1. Neither is favored.
2. reactants
3. products
4. Unable to determine
Not sure how to do this
To determine which part(s) of the reaction will be favored by an increase in the total pressure, you need to consider the relationship between pressure and the number of gas molecules on each side of the equation.
In this reaction:
H2O(g) + C(s) ⇀↽ H2(g) + CO(g)
The reactants side consists of one molecule of water vapor (H2O(g)) and one molecule of solid carbon (C(s)). The products side consists of one molecule of hydrogen gas (H2(g)) and one molecule of carbon monoxide gas (CO(g)).

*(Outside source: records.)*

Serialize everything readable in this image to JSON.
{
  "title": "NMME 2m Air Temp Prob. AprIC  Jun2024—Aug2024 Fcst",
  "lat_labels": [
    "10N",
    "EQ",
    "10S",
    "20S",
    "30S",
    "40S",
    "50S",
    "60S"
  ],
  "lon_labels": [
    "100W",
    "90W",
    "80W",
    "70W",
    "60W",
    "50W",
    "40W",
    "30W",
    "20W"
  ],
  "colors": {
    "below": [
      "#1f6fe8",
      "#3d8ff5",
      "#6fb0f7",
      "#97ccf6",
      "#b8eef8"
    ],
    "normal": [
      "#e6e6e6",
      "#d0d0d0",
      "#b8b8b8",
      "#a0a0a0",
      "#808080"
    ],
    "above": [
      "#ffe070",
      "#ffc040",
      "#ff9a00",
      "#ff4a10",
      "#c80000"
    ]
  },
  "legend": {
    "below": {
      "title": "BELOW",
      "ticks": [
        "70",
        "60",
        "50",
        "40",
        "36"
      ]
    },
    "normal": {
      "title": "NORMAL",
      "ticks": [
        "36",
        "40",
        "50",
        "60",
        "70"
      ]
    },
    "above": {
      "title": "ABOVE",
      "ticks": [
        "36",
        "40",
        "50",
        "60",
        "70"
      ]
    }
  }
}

An increase in total pressure means an increase in the concentration of gas molecules. Based on Le Chatelier's principle, which states that a system at equilibrium will react to counteract any changes imposed on it, we can make some predictions:
1. If there is an increase in pressure, both the reactants and products sides will be affected. However, since the reactants side only has one gas molecule, and the products side has two gas molecules, it is more likely that the products will be favored.
2. Therefore, an increase in total pressure will generally favor the products side of the reaction, (H2(g) + CO(g)).
Based on this, the correct answer would be: 3. products are favored.